Franz Ferdinand “Right Thoughts Right Words Right Action” Review: Great, Expansive Pop

(Photo Credit: www3.iconcerts.com)

Franz Ferdinand’s first album in four years shows growth and a cynical touch, in what’s a fun alt-pop album that doesn’t sacrifice depth.

The easy way out is to say “This is another Franz Ferdinand album,” because it is. It’s a collection of short, fun blasts of alt-rock that meddle between catchy beats and artsy lyrics. But, like their previous “Tonight: Franz Ferdinand,” it does it’s part to separate itself from their less aimed first two albums. “Tonight: Franz Ferdinand” was a slight concept album, one that chronicled a successful one-night stand, in the typical glitzy and suave Franz Ferdinand fashion. “Right Thoughts, Right Words, Right Action” relies more on the music than the lyrics to stand out. The album goes above the bands that influenced it – something many European alternative bands seem to struggle to do. Early British alternative bands like the Cure and Joy Division had a huge impact on the genre, and bands still model themselves to sound like their predecessors. This album sees the band still embracing them, but branching out and expanding their sound with consistently great results.

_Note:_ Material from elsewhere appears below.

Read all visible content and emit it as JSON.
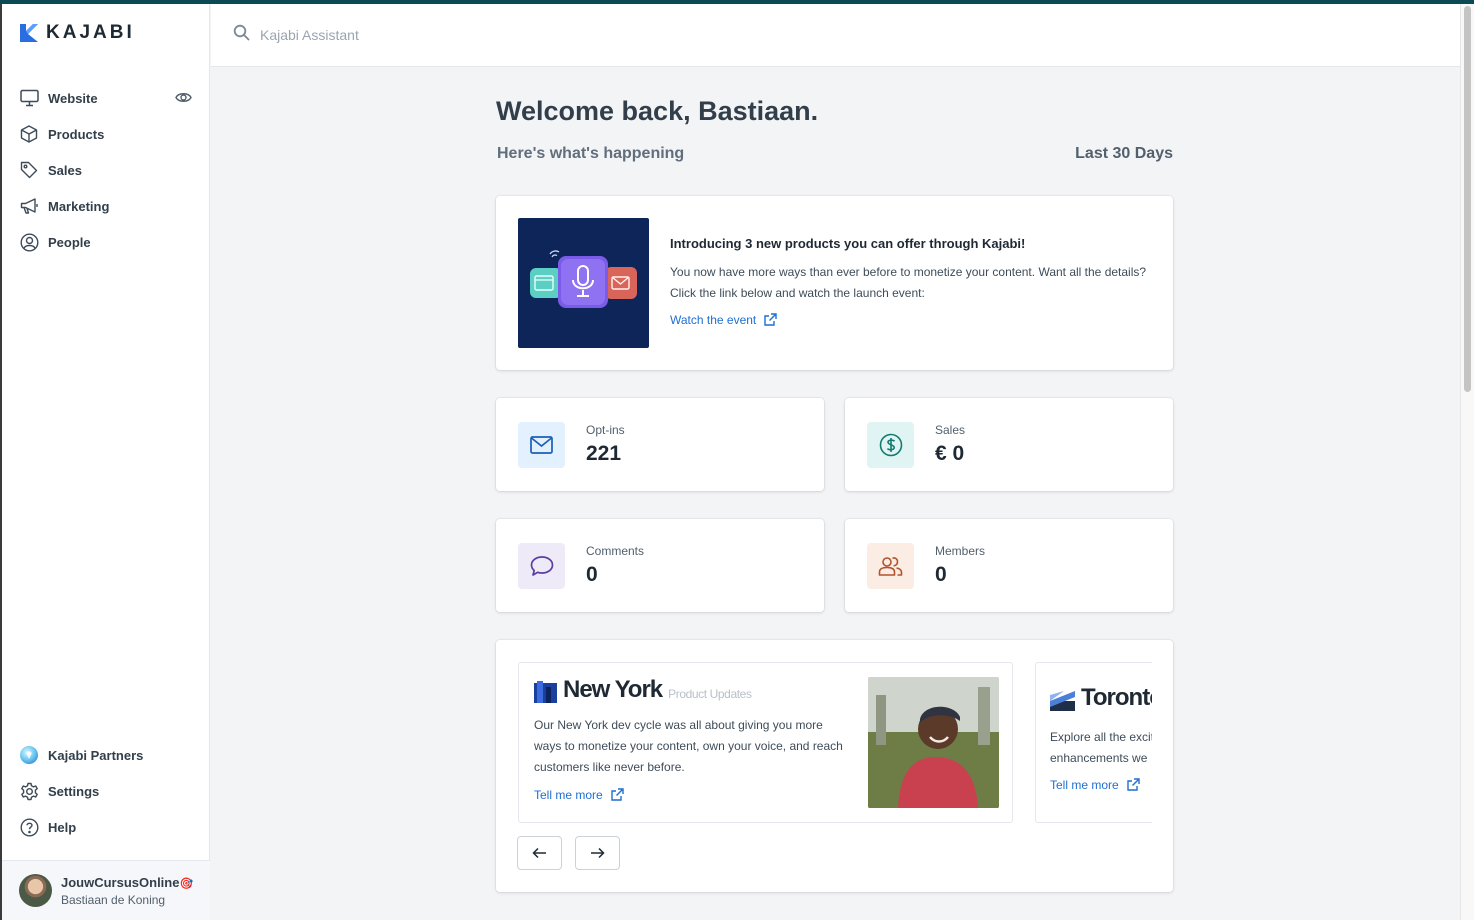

Some tracks, like “Bullet” and leadoff single “Right Action” still capture the energy of their previous albums. The tracks are catchy and fast, almost resembling a friendlier version of the Hives (with equally nice suits). “Right Action”‘s speedy guitar is interspersed with some bass bumps, giving the song a truly catchy feel. But the band experiments more with tempo and structure. There’s nothing close to the experimental, synth freak-out of 2009’s “Lucid Dreams,” but there are distinct points of growth. “Treason! Animals.” resembles an epic, based around a central character. “Fresh Strawberries” sees Alex Kapranos get his most cynical yet, comparing us all to a fruit that will soon go bad. The brilliant finale of “Goodbye Lovers and Friends” is a final statement; “This is really the end” Kapranos sings. But it’s doubtful that this is the final Franz Ferdinand record, it’s probably just their snark peering out one last time.

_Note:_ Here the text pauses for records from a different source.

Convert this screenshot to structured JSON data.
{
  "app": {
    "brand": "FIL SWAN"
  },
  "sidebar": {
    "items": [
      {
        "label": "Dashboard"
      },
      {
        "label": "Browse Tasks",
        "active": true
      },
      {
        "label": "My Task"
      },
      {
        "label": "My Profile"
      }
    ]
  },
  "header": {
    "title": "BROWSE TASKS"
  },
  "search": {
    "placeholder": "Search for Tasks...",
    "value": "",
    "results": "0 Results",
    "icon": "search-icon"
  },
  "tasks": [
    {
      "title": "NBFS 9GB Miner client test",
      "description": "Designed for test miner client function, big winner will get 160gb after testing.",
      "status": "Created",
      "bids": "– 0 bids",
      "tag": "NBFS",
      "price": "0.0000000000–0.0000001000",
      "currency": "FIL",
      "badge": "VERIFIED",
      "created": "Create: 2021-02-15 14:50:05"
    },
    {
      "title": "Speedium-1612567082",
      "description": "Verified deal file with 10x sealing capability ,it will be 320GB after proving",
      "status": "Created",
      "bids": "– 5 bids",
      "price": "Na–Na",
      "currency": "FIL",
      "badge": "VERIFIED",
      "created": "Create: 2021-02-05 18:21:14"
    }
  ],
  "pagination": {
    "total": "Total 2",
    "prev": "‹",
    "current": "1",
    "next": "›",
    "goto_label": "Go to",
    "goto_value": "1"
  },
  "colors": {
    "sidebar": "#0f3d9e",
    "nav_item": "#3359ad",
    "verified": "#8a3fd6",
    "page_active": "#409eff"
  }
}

The only real fault of this record is it’s length. After waiting four years for a new record, it’s a little disappointing to only get 35 minutes of music. It’s a lot of fun, though, and it’s a memorable record. It’ll probably take a few listens to get to really know, and it deserves them. Franz Ferdinand have, yet again, made a fun and danceable album of bouncy, alt-pop with some real hidden complexity. Let’s hope this trend continues.